In an effort to hide their sanctions violations from the prying eyes of the U.N. Panel of Experts — and from Leo Byrne and the sharp-eyed investigators at C4ADS — North Korean ships have taken to turning off the transponders and navigational devices that allow others to know where they are. Now that I’ve explained the advantages of that, let’s talk about one big possible disadvantage: other ships might crash into you and sink you.

That’s the best explanation I can piece together from what Leo Byrne could piece together from the what Chinese Maritime Ministry is saying about the sinking of the M/V Kum San off the Chinese port of Lianyungang, where it had been “hovering,” in standard North Korean fashion, until a Chinese oil tanker came along. Although the report says the Kum San struck the tanker, the report also says that the tanker was undamaged and went along its way, while the Kum San (apparently fully loaded) went to the bottom.

As with the January sinking of the M/V Chong Gen off Japan, all the crew were rescued. The Chong Gen was another North Korean general cargo vessel that sank in the Tsushima Strait with a cargo of rice, for reasons that were never fully explained, but might also have been due to a navigational failure given its proximity to the rocky Japanese coastline.

The Kum San had been flying the flag of Sierra Leone until recently, when it reflagged as North Korean. Its IMO does not appear in the Treasury Department’s SDN List, so it was not directly linked to smuggling. Typical of a North Korean ship, however, its owner is a company with just one ship, which is a tactic North Korea uses to obscure the true ownership of its vessels.

According to Byrne, North Korea recently began to consolidate the ownership of its shipping, and specifically its tanker fleet, as a result of the difficulty it is facing in registering its ships abroad under flags of convenience. A mass re-registration to Tanzania had become an embarrassment for the Tanzanian government. Byrne later discovered a similar North Korean effort to re-register ships under the Fijian flag, but the Fijian police soon began to investigate the practice.

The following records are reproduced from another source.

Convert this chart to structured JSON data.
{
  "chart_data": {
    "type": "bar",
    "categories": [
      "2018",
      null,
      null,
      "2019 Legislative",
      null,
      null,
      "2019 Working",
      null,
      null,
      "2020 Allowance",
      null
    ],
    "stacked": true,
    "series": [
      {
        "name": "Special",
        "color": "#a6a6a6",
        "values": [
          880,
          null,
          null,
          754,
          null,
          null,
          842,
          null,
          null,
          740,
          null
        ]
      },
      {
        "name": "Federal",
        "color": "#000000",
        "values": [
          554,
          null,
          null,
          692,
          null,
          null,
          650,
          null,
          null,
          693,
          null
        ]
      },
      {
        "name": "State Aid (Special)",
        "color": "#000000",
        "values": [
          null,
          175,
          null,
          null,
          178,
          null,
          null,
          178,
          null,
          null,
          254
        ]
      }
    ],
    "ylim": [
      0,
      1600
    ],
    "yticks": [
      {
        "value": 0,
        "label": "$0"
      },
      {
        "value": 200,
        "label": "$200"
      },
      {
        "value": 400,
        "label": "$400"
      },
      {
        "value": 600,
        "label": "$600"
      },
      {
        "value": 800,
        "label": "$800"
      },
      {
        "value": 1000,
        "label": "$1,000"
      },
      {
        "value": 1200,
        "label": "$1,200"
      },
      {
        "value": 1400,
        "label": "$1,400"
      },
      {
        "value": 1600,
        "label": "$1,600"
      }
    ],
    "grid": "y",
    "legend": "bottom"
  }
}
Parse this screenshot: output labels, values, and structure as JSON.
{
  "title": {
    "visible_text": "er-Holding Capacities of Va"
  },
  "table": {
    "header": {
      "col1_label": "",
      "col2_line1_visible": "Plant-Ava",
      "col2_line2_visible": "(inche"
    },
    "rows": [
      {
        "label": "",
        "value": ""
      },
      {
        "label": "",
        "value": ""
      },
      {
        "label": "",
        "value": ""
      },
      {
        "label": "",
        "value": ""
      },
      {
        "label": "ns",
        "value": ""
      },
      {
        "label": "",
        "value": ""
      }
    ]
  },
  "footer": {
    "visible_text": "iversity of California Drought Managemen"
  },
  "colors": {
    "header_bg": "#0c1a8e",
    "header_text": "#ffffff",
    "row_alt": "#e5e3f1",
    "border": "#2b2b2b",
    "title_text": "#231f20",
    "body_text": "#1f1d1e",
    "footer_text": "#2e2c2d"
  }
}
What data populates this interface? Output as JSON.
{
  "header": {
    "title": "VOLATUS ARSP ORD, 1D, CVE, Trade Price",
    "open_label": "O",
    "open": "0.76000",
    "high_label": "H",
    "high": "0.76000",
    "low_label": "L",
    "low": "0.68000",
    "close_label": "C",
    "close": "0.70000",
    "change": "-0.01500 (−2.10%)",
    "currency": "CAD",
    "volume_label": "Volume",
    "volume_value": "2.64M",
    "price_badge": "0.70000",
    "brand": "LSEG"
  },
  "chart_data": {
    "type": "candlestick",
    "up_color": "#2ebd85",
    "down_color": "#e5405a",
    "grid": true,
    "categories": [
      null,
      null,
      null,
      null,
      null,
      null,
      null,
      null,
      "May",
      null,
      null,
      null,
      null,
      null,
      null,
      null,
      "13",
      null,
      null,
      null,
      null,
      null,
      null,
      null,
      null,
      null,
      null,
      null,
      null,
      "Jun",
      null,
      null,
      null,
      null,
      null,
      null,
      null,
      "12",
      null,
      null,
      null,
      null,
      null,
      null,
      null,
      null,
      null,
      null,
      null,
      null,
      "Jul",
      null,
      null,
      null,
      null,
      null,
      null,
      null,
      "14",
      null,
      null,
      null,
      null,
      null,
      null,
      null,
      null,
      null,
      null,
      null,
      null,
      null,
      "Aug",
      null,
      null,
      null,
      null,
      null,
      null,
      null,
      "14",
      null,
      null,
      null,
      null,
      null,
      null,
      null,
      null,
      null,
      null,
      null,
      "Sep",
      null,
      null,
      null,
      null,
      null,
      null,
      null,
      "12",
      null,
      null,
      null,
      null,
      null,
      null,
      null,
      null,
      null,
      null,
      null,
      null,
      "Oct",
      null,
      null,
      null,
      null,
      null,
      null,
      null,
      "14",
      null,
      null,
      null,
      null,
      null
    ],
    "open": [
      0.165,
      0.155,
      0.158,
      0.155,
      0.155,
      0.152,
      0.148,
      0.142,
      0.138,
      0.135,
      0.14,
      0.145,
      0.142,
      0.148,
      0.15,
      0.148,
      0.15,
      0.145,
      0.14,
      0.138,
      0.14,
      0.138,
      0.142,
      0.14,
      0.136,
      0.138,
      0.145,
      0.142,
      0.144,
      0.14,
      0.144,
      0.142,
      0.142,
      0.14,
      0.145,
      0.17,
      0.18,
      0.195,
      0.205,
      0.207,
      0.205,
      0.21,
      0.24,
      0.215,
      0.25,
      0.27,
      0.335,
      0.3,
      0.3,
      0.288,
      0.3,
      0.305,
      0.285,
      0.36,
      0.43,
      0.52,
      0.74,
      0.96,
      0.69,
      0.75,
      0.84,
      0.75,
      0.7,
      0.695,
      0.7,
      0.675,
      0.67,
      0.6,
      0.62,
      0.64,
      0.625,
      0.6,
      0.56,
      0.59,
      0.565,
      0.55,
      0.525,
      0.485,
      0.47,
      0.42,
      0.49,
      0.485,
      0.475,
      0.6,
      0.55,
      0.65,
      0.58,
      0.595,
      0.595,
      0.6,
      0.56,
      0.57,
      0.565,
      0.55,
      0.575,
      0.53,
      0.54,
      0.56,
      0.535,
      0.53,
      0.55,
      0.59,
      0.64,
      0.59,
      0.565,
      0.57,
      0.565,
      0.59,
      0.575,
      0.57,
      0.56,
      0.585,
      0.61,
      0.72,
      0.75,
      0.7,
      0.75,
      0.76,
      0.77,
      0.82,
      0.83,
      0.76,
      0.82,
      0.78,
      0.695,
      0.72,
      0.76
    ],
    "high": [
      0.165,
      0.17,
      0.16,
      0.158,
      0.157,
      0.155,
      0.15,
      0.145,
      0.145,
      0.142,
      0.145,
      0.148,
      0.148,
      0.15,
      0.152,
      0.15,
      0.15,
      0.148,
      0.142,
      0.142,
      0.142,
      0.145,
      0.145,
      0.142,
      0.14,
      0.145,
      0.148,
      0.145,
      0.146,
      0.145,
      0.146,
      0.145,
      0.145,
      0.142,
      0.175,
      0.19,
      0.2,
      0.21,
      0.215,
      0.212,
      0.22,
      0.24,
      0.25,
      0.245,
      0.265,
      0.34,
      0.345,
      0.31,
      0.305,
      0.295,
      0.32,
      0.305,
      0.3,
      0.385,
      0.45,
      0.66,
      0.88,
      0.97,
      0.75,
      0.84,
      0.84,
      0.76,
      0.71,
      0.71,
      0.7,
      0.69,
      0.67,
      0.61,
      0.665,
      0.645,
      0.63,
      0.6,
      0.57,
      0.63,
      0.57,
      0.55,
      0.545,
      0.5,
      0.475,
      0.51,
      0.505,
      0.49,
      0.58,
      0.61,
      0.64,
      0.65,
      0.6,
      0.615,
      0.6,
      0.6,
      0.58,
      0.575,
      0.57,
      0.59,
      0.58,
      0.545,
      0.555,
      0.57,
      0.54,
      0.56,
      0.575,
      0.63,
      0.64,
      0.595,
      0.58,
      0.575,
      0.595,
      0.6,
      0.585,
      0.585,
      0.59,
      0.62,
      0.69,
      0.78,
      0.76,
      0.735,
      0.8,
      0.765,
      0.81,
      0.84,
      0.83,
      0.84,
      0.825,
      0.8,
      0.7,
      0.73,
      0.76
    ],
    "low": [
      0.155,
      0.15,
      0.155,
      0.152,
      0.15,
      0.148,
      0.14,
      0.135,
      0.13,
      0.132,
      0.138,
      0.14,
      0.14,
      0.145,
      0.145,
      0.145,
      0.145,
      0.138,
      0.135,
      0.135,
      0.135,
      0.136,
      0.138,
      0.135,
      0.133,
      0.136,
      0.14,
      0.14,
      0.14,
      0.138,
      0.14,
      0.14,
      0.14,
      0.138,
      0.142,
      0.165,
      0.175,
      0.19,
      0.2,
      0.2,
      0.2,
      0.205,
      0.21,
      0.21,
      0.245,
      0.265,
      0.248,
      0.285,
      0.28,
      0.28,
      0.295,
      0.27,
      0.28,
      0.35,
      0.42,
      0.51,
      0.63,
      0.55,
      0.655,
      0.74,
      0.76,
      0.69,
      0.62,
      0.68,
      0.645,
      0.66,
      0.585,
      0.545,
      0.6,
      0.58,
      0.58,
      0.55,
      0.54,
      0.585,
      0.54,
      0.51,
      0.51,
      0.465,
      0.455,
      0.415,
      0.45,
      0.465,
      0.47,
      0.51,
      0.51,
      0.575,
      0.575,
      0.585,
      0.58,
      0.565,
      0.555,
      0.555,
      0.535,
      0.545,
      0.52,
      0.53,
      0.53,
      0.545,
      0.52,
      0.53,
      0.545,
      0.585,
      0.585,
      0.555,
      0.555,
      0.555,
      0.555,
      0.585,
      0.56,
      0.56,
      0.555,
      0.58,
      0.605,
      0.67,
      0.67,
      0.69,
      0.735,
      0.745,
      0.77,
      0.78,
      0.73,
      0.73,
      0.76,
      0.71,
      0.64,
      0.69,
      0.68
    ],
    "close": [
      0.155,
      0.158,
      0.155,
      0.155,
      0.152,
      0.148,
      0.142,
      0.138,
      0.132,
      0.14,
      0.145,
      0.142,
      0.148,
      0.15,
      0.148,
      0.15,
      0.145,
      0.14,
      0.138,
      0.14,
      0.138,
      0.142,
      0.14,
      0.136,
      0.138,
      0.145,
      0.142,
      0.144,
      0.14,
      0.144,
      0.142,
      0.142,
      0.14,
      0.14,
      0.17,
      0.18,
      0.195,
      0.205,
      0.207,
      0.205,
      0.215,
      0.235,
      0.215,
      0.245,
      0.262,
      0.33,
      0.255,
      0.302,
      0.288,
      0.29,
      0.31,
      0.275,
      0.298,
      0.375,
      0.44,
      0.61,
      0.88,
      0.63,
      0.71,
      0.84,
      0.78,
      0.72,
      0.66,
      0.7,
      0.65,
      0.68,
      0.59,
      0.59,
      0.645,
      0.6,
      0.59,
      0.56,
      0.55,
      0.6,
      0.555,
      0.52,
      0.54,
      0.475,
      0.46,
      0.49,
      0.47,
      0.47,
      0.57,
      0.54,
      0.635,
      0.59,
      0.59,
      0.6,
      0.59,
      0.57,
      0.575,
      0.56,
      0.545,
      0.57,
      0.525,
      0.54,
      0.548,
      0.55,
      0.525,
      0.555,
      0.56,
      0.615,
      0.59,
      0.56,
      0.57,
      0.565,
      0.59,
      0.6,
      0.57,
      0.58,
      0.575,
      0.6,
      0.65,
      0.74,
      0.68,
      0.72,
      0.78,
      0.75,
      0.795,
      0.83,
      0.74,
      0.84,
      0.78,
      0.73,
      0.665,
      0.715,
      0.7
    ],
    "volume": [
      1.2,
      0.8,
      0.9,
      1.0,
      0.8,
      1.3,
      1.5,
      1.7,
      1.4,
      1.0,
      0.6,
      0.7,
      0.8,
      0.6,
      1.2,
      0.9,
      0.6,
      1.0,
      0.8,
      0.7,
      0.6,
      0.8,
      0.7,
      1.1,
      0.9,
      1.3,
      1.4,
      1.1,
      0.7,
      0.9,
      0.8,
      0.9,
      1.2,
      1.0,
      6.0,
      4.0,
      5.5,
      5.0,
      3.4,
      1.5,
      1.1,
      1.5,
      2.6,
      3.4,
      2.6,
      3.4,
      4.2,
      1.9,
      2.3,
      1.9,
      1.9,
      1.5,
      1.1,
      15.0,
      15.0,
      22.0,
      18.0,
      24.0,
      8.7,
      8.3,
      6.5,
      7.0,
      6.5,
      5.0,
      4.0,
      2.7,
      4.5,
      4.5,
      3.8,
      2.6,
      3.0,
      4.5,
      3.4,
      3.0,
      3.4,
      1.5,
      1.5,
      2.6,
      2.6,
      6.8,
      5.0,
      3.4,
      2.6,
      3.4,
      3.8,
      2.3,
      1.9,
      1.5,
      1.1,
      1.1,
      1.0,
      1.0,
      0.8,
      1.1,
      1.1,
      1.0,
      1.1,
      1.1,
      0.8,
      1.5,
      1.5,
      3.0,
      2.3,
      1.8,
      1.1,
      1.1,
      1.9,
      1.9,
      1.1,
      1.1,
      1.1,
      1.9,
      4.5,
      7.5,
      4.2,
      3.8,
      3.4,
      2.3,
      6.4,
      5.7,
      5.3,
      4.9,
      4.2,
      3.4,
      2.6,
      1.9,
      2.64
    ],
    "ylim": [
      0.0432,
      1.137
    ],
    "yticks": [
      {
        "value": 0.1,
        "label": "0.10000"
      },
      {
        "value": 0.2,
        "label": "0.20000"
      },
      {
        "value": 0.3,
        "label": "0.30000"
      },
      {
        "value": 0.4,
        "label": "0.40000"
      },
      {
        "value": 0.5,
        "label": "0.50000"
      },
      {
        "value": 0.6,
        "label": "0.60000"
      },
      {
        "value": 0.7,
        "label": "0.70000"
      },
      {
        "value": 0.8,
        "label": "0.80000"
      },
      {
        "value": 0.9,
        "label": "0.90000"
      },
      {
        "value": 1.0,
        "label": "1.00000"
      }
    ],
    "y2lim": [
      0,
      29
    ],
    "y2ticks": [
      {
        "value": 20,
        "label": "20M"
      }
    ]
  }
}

The U.N. also recently banned other states from insuring North Korean vessels, so in theory, Pyongyang’s state insurance company (which was recently designated by the U.S. Treasury Department) will eat the entire cost of the loss. 

More posts on North Korean shipping here.

1 Comment

  1. Cargo ships risking collision for unhampered imports of restricted goods seems wasteful. Yet, when have cults worried about that? It is always about the leader’s welfare. DPRK society preaches that it did not attack the Republic of Korea in 1950. (People have read the Soviet, and Warsaw pack’s archives so they know exactly how it went down). It is a matter of their delusional faith. Delusional societies can survive, *if* they are not ‘maladaptive’. Watching DPRK video of their four rockets being launched and then 365 frame-a-seconds of a THAAD launch, my conclusion is the DPRK rockets look like Hitler’s V-2 style year 1943? in comparison. I am still wondering how adaptive DPRK is, in an evolutionary sense? I am wondering how their stepping on Malay sovereignty plays out in the long game.